July 2016Words by Mr Tom M Ford

Mr André Chiang in the kitchen. All photographs by Mr Edmond Ho

Some ambitious contemporary chefs attach highfalutin “philosophies” to their cooking, only to create a certain amount of froth – and not the edible kind. And when we first heard about Taipei-born chef Mr André Chiang’s “Octaphilosophy” – and his new Phaidon book dedicated to it – we cannot say that our salivary glands were immediately stimulated. But after a little bit of reading, tasting and talking – we learnt that Mr Chiang’s philosophy is a logical blueprint for his cooking, and something that might inspire us to change our approach to food and creativity.

The book explains eight key words or ideas that represent everything that comes out of the kitchen at Restaurant André – the restaurant Mr Chiang owns in Singapore – which is one of the most respected in Asia, and currently sits at number 32 in The World’s 50 Best Restaurants list. These are categorised by conceptual adjectives such as “unique” (“Explore an ingredient with curiosity. Forget about habitual rituals…”) and “pure” (“allow an ingredient to unfold and evolve to its full potential…”).
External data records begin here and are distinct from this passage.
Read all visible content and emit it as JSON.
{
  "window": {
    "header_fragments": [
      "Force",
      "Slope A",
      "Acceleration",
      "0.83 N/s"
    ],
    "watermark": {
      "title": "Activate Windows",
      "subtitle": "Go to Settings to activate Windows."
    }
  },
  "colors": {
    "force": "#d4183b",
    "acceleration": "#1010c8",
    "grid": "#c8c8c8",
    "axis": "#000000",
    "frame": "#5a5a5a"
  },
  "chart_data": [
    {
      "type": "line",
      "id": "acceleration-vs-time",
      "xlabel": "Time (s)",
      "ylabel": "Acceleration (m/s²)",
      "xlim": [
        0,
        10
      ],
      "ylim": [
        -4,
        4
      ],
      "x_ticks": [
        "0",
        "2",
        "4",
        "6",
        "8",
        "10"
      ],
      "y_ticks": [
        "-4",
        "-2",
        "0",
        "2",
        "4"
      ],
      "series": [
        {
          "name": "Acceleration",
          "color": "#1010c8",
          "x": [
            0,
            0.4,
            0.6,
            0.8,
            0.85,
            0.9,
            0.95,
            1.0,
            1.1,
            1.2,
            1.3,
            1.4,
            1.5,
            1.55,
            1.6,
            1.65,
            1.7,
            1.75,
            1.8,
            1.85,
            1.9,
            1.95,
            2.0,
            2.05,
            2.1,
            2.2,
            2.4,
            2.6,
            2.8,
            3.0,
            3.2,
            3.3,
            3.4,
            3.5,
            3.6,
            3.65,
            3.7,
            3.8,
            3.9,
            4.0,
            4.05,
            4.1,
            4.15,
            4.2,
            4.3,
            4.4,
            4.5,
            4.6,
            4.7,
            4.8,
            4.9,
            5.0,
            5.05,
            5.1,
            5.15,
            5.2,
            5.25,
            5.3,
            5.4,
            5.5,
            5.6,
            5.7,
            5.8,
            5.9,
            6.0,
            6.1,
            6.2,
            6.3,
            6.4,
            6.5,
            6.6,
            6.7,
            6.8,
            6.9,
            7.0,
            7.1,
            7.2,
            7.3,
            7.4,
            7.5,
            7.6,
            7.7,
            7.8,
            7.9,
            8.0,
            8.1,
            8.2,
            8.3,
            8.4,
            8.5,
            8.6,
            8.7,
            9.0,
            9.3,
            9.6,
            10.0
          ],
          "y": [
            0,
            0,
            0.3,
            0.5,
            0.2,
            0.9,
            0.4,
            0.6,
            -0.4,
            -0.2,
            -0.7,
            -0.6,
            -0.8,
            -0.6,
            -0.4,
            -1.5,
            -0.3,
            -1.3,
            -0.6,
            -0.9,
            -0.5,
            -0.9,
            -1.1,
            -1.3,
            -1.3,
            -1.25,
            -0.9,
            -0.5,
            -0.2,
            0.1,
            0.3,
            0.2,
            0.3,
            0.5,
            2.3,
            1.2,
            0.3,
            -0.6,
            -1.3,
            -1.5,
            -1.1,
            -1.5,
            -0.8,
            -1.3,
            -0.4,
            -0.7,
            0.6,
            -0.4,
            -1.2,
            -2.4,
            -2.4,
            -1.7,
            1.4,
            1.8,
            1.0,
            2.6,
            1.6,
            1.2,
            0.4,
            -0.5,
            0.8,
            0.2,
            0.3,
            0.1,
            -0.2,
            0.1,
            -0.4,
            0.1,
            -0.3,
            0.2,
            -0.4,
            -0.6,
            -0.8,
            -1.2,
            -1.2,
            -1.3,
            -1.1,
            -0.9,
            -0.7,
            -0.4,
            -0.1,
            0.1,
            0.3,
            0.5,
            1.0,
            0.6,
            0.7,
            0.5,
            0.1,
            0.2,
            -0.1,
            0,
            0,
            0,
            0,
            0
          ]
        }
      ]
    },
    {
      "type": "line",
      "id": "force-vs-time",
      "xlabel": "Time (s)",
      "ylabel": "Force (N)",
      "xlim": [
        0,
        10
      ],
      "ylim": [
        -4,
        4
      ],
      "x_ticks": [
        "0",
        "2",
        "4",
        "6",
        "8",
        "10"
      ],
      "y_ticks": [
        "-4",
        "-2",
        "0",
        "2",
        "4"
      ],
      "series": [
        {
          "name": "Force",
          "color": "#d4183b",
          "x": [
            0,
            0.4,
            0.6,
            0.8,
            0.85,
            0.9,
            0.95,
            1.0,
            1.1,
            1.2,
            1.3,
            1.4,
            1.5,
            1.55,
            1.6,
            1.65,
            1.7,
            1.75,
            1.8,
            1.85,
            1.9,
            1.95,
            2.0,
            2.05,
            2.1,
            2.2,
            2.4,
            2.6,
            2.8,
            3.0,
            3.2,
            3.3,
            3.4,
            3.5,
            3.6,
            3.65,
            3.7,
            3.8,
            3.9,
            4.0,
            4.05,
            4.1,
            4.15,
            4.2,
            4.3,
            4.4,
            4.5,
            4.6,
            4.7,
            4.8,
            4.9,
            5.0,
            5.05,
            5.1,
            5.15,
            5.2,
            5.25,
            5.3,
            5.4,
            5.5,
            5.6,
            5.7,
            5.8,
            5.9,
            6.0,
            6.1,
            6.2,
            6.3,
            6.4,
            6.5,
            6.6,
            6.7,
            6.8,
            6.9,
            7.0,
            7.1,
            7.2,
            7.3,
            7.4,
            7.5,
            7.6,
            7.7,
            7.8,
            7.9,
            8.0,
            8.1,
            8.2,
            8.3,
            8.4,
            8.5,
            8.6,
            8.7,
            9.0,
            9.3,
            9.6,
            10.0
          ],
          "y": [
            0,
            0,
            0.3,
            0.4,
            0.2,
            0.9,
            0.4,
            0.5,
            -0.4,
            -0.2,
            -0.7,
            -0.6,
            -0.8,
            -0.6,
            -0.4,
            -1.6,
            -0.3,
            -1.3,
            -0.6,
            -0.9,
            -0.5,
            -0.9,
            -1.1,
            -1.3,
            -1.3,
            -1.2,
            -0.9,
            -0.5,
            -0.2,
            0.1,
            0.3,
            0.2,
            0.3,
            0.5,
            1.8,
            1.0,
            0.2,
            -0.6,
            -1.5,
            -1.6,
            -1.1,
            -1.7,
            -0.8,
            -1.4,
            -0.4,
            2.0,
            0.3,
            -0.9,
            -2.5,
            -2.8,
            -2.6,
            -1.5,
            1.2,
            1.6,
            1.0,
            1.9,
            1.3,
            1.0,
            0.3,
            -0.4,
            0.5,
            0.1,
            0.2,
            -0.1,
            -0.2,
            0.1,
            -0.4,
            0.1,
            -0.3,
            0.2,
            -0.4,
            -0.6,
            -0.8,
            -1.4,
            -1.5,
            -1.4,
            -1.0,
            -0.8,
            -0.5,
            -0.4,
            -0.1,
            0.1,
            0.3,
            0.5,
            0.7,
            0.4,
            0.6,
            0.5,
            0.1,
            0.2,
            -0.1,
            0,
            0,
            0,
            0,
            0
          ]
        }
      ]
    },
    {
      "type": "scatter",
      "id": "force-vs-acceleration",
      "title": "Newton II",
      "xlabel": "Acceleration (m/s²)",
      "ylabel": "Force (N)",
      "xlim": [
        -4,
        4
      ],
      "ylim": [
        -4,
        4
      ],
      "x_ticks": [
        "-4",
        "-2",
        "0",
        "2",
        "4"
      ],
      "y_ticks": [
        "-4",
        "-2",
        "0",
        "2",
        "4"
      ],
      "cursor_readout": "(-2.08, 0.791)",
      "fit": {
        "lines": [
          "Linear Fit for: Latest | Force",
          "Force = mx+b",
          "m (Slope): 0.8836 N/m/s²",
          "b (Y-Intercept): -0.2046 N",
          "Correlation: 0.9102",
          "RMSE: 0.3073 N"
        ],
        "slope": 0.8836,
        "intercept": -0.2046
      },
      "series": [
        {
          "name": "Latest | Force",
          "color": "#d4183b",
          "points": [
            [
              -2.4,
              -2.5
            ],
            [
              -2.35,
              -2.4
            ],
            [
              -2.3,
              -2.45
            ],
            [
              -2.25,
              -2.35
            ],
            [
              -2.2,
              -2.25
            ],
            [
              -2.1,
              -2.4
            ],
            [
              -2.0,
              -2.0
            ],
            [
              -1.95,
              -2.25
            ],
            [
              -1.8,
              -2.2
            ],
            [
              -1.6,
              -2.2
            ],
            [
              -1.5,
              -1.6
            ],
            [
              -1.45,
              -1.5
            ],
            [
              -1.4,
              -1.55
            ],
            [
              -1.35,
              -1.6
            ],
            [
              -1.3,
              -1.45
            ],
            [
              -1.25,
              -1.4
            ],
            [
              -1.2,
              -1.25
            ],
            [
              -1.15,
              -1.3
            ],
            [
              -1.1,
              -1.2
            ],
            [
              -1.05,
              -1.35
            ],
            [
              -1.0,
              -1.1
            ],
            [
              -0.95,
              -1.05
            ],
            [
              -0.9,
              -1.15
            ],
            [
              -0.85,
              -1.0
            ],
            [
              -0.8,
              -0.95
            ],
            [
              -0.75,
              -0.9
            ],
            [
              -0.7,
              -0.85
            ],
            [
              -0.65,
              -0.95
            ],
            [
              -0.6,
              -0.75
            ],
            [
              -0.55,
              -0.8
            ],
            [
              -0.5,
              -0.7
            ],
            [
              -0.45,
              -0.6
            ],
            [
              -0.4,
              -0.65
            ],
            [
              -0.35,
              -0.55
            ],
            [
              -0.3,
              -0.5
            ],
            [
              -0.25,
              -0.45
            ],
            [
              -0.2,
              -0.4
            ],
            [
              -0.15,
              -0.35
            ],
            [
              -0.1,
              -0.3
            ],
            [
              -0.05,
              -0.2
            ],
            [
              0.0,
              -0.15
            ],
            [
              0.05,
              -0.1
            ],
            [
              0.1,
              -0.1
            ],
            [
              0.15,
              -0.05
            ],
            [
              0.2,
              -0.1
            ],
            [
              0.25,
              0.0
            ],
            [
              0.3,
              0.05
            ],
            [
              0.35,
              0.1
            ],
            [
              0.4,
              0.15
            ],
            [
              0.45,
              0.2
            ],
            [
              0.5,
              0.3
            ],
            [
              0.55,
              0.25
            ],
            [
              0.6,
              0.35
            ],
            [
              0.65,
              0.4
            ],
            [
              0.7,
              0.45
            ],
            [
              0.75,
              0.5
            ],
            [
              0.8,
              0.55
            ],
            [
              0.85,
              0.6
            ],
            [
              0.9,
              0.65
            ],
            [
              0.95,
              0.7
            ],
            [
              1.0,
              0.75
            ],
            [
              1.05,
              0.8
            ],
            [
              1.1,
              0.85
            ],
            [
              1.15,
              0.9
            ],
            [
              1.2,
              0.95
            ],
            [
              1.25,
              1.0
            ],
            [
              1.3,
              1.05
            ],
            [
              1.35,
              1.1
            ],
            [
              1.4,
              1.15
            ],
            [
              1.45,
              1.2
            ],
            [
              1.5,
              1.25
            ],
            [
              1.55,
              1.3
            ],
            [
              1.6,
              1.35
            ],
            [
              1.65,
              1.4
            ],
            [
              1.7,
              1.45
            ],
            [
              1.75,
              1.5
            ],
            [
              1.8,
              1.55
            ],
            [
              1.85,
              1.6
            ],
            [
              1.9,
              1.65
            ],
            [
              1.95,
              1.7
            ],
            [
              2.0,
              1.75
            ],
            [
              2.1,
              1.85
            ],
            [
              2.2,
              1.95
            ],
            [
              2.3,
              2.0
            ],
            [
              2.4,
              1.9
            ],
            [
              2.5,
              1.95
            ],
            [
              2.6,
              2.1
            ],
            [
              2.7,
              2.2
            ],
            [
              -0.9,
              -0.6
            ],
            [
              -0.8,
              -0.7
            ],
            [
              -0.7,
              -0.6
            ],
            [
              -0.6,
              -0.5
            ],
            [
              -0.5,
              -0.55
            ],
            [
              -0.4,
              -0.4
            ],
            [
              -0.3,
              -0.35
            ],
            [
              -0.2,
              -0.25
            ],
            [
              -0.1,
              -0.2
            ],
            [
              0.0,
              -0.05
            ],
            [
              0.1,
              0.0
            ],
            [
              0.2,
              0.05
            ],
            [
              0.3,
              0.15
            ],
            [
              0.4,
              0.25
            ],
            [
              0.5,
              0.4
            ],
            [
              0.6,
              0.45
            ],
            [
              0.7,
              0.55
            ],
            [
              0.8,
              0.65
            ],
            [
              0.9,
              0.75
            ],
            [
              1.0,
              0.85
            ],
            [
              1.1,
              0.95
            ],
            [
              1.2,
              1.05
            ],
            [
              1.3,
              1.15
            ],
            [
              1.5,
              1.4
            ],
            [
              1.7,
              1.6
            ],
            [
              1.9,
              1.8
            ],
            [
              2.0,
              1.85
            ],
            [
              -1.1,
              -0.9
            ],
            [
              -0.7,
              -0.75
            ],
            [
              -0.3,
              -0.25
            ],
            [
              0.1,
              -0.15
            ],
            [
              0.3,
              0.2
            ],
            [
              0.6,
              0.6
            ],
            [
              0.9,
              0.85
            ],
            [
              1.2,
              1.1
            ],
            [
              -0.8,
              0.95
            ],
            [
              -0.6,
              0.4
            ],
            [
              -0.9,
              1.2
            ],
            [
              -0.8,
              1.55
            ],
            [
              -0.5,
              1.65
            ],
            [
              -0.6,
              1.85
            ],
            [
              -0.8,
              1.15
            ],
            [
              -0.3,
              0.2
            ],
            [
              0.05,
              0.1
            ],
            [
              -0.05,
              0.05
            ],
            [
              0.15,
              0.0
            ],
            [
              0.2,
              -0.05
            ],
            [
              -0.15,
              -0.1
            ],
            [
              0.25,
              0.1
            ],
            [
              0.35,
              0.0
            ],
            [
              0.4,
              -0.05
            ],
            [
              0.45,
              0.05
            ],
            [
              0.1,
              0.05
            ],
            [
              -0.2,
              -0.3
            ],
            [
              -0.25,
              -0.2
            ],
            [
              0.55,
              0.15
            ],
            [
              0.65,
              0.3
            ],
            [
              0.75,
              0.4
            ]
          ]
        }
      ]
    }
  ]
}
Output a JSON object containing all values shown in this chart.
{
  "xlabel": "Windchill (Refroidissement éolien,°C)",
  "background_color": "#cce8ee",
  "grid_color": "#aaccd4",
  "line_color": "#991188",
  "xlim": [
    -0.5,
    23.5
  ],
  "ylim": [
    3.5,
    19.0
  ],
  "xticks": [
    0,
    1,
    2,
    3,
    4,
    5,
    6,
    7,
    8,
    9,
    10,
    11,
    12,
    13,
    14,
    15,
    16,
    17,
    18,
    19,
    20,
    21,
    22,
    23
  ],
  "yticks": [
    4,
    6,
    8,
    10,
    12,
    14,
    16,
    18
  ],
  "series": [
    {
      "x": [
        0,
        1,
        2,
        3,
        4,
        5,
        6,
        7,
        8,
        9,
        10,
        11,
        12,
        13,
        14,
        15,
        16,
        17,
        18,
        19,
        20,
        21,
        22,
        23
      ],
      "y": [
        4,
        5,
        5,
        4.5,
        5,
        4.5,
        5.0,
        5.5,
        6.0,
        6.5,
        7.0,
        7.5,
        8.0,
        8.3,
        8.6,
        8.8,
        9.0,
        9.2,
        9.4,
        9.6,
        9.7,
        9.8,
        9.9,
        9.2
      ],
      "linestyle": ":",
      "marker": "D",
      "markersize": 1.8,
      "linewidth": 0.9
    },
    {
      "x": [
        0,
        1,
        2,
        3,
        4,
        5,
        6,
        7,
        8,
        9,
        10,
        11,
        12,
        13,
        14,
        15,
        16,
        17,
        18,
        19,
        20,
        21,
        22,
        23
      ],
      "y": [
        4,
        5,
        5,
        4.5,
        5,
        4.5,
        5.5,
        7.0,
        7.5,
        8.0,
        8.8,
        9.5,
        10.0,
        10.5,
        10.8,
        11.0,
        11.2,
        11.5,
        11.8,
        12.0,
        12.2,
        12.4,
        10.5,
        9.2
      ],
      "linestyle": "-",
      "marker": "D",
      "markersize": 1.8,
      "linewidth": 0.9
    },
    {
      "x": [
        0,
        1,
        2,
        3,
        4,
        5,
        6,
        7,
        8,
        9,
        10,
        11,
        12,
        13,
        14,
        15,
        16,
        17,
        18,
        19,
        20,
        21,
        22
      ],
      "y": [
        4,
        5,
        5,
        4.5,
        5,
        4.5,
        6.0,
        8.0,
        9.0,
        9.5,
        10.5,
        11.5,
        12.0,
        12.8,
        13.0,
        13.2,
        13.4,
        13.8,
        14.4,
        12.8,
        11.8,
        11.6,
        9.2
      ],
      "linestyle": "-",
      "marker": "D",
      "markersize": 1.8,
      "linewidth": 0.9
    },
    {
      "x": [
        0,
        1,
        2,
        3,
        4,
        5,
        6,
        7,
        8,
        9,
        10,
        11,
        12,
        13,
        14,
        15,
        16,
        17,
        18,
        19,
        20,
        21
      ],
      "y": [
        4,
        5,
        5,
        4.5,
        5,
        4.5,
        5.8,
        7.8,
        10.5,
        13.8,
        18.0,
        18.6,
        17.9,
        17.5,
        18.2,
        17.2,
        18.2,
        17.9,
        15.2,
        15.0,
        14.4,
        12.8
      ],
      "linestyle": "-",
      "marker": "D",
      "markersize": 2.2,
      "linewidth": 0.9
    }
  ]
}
But there are also some more straightforward references in the mix, such as “south” – which represents Mr Chiang’s respect for southern French cooking (he spent his formative years in the kitchens of legends such as Mr Pierre Gagnaire). Also, “salt” – something we can all comprehend.

This balance of these philosophical influences shines through clearly in Mr Chiang’s food. How do we know? Because we were lucky enough to be invited to his residency at The Guest Series – a collaborative cooking event hosted by British chef Mr James Lowe at Lyle’s in Shoreditch. There is certainly a playful creativity to what he serves up – his “charcoal”, prawn and red pepper dish, for example, (in which the “charcoal” turns out to be bread, when you bite into it). Or the “duck heart, liver and tongue” dish which benefited from the surprising addition of tangy sweet potato artfully arranged in tubes… But, beyond the trickery, each plate demonstrates a series of honest techniques and well-balanced ingredients.